Diet Advice

Diet advice made simple

This page will give an overview to dietary advice in gestational diabetes. It is not intended to take the place of a registered dietician and people with pre-existing diabetes will likely be using much more advanced dietary techniques such as carbohydrate counting – such detailed exchange use and carbohydrate counting will not be covered here.  This advice is culled from my experience, the nutrition advice notes from our local health authority (Alberta Health Services/Covenant Health) and diabetes in pregancy units I had the good fortune to visit including Joslin Diabetes Center, Cambridge University Hospitals UK, Auckland District Health Board and Adelaide,South Australia.

 

Basics:

If you take three meals a day and three snacks (mid morning, mid afternoon and bedtime) and avoid high fat foods, sweet foods and sugary drinks (drink water) you are well on the way to a healthy diet.
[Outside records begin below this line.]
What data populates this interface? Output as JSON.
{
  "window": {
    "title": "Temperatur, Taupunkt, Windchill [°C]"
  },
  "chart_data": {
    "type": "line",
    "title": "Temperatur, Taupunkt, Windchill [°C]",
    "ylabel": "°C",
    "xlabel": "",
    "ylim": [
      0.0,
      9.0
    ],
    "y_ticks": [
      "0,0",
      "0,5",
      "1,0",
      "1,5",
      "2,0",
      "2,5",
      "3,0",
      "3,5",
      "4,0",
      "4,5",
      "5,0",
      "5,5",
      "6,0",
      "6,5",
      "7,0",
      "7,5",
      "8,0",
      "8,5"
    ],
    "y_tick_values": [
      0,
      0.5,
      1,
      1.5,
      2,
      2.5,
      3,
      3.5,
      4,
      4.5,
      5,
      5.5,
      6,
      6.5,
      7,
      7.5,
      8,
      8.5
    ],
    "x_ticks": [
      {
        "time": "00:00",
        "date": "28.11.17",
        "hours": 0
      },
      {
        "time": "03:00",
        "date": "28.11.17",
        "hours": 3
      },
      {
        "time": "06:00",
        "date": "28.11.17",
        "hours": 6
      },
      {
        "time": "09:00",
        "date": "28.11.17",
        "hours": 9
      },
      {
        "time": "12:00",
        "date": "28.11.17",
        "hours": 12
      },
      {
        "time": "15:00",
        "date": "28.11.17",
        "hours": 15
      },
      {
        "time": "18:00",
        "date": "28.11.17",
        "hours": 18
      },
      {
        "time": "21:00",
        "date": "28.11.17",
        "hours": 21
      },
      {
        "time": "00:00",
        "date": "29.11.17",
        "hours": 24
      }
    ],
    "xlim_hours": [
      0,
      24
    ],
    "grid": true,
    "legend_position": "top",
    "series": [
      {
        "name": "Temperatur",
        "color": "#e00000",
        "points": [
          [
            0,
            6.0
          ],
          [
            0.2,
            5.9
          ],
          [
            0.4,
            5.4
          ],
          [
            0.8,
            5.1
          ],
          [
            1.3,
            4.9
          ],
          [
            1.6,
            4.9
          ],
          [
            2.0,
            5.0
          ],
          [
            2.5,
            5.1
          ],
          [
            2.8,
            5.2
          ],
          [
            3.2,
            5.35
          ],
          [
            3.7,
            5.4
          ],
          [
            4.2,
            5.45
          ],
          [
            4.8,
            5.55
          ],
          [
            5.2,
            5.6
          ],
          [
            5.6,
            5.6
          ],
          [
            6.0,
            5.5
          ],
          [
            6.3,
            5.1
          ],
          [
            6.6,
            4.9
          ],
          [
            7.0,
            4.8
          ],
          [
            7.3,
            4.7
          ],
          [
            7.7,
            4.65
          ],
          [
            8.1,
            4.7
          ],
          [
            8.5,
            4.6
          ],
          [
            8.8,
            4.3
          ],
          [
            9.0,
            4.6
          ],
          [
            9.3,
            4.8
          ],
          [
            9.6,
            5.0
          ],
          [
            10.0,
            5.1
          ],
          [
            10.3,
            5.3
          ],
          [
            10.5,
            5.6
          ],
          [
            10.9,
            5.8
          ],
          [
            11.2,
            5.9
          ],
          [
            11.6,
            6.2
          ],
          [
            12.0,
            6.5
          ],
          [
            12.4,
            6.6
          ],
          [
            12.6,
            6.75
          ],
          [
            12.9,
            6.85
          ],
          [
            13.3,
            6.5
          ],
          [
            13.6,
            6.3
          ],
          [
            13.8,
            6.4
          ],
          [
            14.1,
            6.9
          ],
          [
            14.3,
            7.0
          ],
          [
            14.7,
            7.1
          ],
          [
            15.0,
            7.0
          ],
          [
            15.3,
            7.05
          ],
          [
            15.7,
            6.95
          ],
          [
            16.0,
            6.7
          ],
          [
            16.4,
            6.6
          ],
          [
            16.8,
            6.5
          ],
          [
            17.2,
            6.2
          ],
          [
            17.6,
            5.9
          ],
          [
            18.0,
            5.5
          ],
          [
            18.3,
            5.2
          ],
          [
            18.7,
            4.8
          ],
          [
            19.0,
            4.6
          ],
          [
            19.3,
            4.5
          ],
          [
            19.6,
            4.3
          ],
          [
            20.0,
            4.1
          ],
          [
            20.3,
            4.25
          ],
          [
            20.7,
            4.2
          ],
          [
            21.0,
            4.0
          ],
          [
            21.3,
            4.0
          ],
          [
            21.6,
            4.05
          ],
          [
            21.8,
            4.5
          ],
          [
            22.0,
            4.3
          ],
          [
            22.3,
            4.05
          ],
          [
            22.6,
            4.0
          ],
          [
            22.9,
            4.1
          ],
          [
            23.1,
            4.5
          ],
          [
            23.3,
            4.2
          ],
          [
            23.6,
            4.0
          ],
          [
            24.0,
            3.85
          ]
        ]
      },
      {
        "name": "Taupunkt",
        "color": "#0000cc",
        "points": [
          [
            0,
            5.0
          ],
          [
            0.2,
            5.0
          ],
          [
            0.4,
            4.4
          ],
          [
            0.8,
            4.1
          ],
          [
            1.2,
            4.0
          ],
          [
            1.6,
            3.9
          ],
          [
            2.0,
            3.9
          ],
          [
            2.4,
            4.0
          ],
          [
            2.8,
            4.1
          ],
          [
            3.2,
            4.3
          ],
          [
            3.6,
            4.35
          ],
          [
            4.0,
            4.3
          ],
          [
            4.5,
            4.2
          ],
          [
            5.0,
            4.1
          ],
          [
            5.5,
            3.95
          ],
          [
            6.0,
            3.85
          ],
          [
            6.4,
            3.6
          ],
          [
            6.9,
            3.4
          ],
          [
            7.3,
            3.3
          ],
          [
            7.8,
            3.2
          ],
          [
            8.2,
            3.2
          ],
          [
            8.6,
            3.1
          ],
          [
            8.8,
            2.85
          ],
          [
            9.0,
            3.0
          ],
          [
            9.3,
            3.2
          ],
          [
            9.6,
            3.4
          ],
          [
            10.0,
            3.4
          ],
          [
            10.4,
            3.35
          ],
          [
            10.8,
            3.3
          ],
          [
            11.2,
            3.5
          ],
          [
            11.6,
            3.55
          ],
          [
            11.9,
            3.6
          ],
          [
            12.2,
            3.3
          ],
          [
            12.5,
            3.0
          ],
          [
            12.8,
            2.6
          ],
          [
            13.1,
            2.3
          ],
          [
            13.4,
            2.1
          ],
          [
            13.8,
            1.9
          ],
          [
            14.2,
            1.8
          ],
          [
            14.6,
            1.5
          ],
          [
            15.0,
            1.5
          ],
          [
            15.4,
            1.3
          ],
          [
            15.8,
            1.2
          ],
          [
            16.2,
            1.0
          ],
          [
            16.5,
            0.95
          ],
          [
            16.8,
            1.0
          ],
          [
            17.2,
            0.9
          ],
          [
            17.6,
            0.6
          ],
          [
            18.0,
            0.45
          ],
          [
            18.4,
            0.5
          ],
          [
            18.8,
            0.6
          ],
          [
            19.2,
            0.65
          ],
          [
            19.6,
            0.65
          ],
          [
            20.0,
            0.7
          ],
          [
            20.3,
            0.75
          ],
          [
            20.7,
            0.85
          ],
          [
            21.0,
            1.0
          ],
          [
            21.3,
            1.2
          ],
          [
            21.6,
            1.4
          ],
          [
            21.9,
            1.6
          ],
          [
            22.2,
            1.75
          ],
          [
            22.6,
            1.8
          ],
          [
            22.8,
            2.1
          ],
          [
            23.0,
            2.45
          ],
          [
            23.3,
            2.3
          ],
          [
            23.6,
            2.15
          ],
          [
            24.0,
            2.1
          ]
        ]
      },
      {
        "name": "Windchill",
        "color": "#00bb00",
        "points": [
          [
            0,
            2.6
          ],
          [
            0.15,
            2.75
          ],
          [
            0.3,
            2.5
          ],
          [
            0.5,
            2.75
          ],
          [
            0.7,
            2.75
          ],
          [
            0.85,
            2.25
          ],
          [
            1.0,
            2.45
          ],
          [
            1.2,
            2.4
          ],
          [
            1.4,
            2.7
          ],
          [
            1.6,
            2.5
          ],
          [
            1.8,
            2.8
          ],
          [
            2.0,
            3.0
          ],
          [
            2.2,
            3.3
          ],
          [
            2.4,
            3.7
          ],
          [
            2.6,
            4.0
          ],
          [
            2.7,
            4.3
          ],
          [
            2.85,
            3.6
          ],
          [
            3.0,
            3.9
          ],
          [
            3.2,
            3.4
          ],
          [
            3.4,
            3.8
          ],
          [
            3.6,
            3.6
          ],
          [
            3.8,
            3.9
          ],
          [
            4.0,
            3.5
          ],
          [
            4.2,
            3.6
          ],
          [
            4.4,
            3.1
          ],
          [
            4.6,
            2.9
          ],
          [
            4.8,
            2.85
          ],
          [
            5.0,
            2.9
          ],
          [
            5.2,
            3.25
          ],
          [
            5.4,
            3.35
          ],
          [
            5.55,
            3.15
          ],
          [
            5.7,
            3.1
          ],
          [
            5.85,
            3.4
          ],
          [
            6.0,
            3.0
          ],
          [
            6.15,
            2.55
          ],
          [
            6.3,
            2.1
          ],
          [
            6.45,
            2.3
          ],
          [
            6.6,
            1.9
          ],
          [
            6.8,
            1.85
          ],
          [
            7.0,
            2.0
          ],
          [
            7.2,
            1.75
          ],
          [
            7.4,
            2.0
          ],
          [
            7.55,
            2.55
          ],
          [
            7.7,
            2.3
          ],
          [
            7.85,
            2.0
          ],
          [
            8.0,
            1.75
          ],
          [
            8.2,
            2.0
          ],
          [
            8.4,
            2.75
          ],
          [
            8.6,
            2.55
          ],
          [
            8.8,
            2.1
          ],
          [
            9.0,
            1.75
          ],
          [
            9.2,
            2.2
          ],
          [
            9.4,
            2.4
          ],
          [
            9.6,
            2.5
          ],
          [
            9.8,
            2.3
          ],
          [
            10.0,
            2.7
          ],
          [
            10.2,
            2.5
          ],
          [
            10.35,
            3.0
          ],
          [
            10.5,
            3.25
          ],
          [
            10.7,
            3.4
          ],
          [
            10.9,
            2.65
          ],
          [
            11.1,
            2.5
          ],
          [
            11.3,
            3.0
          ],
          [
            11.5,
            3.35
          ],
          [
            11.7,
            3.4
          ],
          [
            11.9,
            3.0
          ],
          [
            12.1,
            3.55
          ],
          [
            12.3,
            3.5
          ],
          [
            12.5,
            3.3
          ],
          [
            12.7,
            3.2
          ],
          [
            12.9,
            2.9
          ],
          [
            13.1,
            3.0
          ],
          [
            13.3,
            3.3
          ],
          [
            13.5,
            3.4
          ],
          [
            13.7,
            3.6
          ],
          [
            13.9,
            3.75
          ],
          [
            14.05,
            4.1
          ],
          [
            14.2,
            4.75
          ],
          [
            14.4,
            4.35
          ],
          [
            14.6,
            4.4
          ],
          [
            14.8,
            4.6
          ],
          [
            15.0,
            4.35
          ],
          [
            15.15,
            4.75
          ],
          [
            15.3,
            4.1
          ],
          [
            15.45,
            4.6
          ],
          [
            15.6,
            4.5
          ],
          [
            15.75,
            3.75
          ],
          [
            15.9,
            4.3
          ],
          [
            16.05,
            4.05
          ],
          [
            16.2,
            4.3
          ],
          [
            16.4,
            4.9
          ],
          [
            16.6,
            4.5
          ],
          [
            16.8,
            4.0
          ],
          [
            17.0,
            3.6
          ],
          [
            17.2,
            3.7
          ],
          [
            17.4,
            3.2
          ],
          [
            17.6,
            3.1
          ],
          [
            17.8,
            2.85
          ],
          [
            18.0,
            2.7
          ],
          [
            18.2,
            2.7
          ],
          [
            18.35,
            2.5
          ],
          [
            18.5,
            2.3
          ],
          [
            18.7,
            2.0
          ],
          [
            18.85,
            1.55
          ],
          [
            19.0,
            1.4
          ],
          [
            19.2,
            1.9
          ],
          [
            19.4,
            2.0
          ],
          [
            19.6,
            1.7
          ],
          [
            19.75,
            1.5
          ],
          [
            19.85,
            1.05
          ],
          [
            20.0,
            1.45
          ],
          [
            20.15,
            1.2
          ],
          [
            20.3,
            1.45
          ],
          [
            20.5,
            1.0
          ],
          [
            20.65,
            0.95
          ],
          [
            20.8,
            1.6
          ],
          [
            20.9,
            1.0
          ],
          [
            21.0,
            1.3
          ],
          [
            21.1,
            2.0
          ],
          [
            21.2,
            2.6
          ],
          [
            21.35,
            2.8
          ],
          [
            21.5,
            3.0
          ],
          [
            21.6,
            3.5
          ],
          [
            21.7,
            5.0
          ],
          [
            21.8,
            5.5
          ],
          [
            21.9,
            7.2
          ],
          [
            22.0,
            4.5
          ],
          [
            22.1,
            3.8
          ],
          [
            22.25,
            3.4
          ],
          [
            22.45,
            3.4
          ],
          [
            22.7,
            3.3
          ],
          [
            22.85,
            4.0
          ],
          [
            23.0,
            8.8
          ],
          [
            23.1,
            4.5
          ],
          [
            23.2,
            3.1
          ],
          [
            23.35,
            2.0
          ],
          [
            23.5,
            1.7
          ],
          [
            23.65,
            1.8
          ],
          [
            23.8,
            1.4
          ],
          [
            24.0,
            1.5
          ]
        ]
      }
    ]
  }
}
If you measure your blood sugar after a meal you may find one particular type of food raises your blood sugar and thus might be best avoided.

 

 

Foods fall into one of three primary groups:

 

Carbohydrates – made up of starchs and sugars and these typically drive the rise in blood sugar after eating. Examples of carbohydrate foods include: bread, potato, pasta, rice, fruit, breakfast cereals, cookies. Some carbohydrate foods raise the blood sugar more readily (high glycemic index foods) and usually the more fibre in food the slower the glucose absorption. In general use whole grain foods – multigrain breads, whole-wheat flour foods, high fibre cereals, fruits (not fruit juice)  and avoid processed foods, jams and syrups work the best in helping control blood sugar. Many people find the portion size critical, smaller is better.

 

Protein – typically found in fish and meats.  Usually healthy once not a lot of fat present.

 

Fat – found in dairy produce and some meats but often in pastries, cookies, fries, chips. The body will readily use fat as energy so a high fat meal and some carbohydrate results in the sugar not being used up so it stays higher. Fat is calorie dense (lots of calories for the amount of food consumed) and since overweight plays such a big role in gestational diabetes fat intake needs attention.  Try to  avoid fried foods, aim for low fat dressings, trim off extra fat from meats, use skinless poultry pieces and leave the batter off fish.  Snack foods are often loaded with fat so try to steer clear of them.

 

 

 

An example of a good food choice day would be-

 

Breakfast:

Two slices whole grain toast with no trans fat margarine

Piece of fruit (not juice), boiled egg

Decaf coffee or tea

 

Morning snack:         Fruit, skim milk

 

Lunch:

Whole grain sandwich, lettuce, tomato, chicken, sliced turkey, lean ham.

Fruit,

Water, decaf coffee or tea, skim milk

 

Afternoon snack:       Fruit, Crackers, Skim mild, water with slice of lemon.

 

Supper:

Potato and vegetable

Lean meat, chicken or fish

Salad and low fat dressing

Fruit

Water of decaf beverage.

 

Bedtime snack:         Bran muffin – careful with the fat, Skim milk.